Le traité CE prévoit la possibilité d'octroyer des aides d'État destinées à « remédier à une perturbation grave de l'économie » (article 87, paragraphe 3b). La Commission a publié à la mi-octobre un texte d'orientation clarifiant les critères à respecter par les régimes d'aide pour qu'ils n'enfreignent pas le droit communautaire (EUROPE n° 9760). Selon le porte-parole, l'aval donné jusqu'à présent par la Commission aux projets nationaux « démontre qu'il est entièrement possible d'assurer un appui dans ces situations sans discrimination ». Le texte d'orientation est inspiré en partie du régime proposé par le Danemark, avalisé le 10 octobre dernier. Il entérine les principes selon lesquels l'aide ne doit ni conduire à une discrimination entre les banques des États concernés, ni conférer un avantage concurrentiel à leurs bénéficiaires, lesquels doivent, en outre, verser en contrepartie une prime équivalente à des conditions de marché « normales ». Depuis la publication du texte d'orientation, la Commission a avalisé les régimes irlandais et britannique lundi 13 octobre, et allemand mardi 28 octobre.

Le porte-parole de la DG Concurrence a expliqué que les régimes, une fois avalisés, peuvent servir de référence pour des décisions nationales de sauvetage des banques, sans notification supplémentaire à la Commission.
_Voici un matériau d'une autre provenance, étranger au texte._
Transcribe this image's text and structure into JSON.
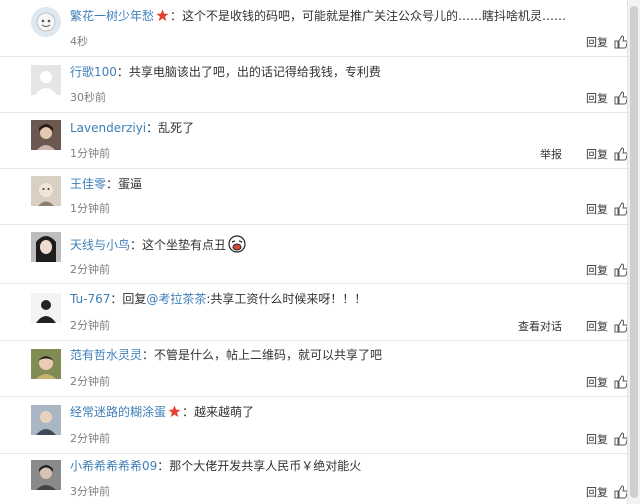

En revanche, après une période de six mois, les banques concernées doivent soit rembourser l'argent (ou, le cas échéant, quitter le programme de garantie), soit déposer un plan de restructuration ou de liquidation auprès de la Commission. Des plans de restructuration sont notamment en cours d'examen par la Commission dans les cas de la banque britannique Northern Rock, de la partie belge du groupe Fortis et du groupe franco-belge Dexia. (C.D.)